永劫に散ることなく、色を増すこともない桜。
──それでも。
「永遠は、ないよ」
「利広?」
僅かに伏せられていた瞳が真っ直ぐに利広を見る。その一途さはまだ子供の姿のままの彼女に似合う。けれど深い色合いは、最初に会った時にはないものだ。変わらないものはこの世にない。
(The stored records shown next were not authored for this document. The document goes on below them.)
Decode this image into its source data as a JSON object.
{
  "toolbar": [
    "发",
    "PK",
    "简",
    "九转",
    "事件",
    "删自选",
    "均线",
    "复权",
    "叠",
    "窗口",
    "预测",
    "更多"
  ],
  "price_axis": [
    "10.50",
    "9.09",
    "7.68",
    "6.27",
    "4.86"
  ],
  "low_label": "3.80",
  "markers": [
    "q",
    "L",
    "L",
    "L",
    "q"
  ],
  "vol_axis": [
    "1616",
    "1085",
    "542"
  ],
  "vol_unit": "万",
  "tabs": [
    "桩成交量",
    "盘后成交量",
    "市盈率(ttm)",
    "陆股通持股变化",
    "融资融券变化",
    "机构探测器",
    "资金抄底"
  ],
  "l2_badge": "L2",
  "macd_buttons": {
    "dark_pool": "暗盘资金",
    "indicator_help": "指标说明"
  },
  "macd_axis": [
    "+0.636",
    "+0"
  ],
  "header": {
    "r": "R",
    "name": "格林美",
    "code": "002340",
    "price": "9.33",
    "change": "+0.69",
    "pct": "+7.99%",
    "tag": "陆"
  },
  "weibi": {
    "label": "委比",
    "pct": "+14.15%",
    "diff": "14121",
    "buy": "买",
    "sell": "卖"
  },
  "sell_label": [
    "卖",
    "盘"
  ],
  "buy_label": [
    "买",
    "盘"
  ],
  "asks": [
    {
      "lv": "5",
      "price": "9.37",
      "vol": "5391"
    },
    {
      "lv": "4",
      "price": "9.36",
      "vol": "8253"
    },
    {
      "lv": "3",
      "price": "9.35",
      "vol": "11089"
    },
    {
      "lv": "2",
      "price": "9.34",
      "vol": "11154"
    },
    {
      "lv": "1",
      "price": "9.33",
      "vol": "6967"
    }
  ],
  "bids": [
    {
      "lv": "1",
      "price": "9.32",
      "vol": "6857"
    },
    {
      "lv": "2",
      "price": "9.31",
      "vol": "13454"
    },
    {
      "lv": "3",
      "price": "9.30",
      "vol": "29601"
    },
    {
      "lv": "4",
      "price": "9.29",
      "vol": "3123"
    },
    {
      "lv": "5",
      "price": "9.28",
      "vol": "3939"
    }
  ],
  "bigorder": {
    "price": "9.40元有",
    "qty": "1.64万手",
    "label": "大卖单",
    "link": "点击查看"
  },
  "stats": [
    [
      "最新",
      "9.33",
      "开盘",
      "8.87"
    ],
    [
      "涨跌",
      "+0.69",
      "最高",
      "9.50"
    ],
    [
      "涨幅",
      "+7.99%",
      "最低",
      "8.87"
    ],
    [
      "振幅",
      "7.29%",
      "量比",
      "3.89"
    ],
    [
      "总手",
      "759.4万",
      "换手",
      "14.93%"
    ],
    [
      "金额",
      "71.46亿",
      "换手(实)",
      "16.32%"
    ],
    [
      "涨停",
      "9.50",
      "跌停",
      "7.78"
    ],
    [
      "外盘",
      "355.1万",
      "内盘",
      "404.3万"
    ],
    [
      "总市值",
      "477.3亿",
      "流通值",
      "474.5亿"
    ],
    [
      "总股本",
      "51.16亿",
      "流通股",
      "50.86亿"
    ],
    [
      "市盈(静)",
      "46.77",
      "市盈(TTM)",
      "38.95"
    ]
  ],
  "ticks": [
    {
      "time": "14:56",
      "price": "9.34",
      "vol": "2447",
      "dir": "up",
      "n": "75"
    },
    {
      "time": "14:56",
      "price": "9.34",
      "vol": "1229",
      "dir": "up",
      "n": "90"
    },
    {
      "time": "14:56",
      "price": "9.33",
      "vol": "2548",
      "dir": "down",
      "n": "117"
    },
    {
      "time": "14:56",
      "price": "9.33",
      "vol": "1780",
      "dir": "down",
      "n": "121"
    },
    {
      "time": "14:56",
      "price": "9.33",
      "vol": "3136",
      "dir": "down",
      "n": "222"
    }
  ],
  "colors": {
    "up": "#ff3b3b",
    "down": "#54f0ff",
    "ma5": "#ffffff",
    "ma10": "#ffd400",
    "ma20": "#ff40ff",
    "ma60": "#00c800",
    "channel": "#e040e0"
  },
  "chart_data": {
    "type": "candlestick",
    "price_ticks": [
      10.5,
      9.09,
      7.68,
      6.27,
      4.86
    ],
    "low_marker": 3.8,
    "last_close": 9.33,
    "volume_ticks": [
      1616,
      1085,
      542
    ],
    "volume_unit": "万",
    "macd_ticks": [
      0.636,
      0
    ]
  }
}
それを寿ぐべきか残念がるべきか。利広には判ずる権利がない。
「──散る桜残る桜も散る桜」
「……え」
「この間、満開の桜を愛でる海客に、聞いた言葉だよ。……意味を知りたいかい?」
微笑う利広に、珠晶の瞳は僅かに眇められる。その笑みの向こう側を透かすように。
けれど、ややあって首は横に振られた。
「要らないわ」
「そう」
「まだ、必要ないと思うもの。あたしも……利広にもね」
「そうかい?」
「ええ。……ああ、でも、この花鈿は気に入ったわ。有り難う」
と、利広が髪に飾った花鈿に細く華奢な指で触れると、機嫌良さげに珠晶は微笑んだ。
利広は「そう?」と首を傾げる。
「鏡を見なくても?」
「あら、必要ないもの」
にっこり、と。艶やかな程の笑みで、珠の花鈿を飾られた艶やかな髪を利広に見えるように傾け、珠晶は答える。
「利広、それをあたしに飾って満足そうな顔をしたじゃない」
「うん?」
「だったら、あたしに似合っていないわけないでしょう」
「…………成程」
降参、と。諸手をあげて見せて、利広は軽く笑った。
この強かさは確かに、最初に出逢った時にはない。かつて咲くことを知らぬ花であった少女が、それでも少しずつ、ほんの少しずつ花開いている証ではないだろうかと、心の片隅で思う。
決して、口にはしないけれど。それでも。
「よく、似合っているよ」
散ることのない桜の花。
それを身に纏う少女に、その先を重ねてただ小さく。利広は呟いた。